TCP and UDP are two transport protocols that work on the transport layer on the OSI model and are responsible for delivering messages between networked hosts. Also thei are respinsible for fragmentation and reassembly of the packages sent. However the similarities stop here because the two protocols have different ways in handling data and working with it.

Let’s start with TCP…. The  very first thing that needs to be done before any data can be exchanged is the opennig of a “socket”  and a point-to-point connection is established that provides a bidirectional data path between the partners. The TCP way of work is by using data streams instead of data blocks, so the transport mechanism will split and concatenate the blocks on the fly to reduce the overhead and it will use one IP packet for each TCP frame to facilitate the correction of lost data. In consequence TCP allows a safe connection without data loss but the bandwith consumed is larger than in UDP.

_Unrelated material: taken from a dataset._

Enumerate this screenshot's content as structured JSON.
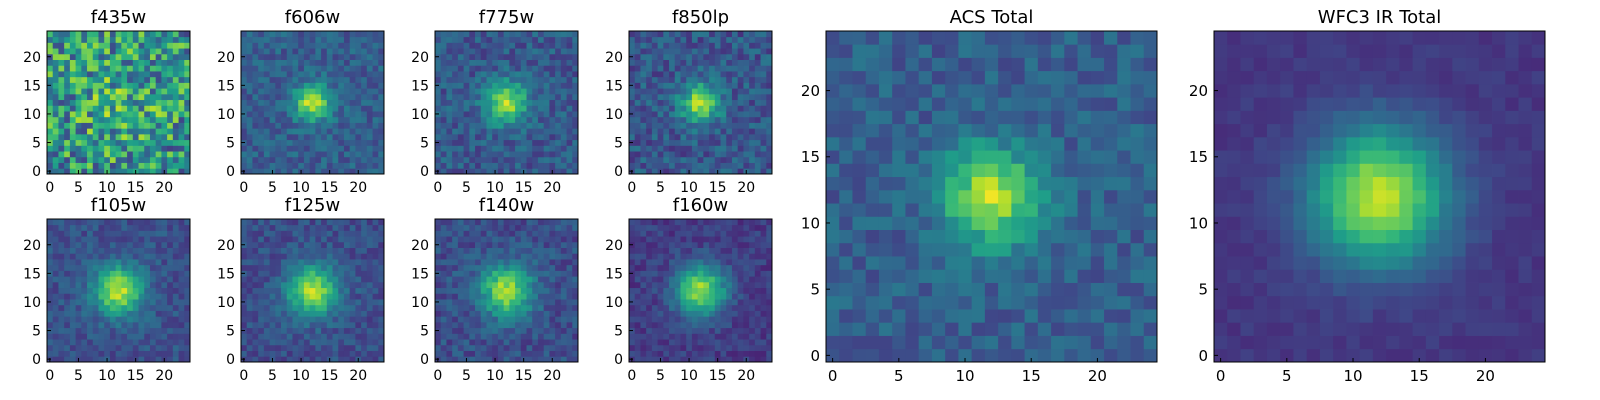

UDP is different, instead of working with data streams it works with data blocks. The size of data block can consist of maximum 64 kbytes and it is considered transferred if all IP packets that it consists are received. If one of them is lost the complete UDP block is discarded. In UDP there are no sockets there is only a port provided where any device on the net can send UDP data to. Because of the way it works UDP allows you to do broadcasting, by sending a data messages that go to all UDP receivers on the network that opened a port to receive them also it less bandwith.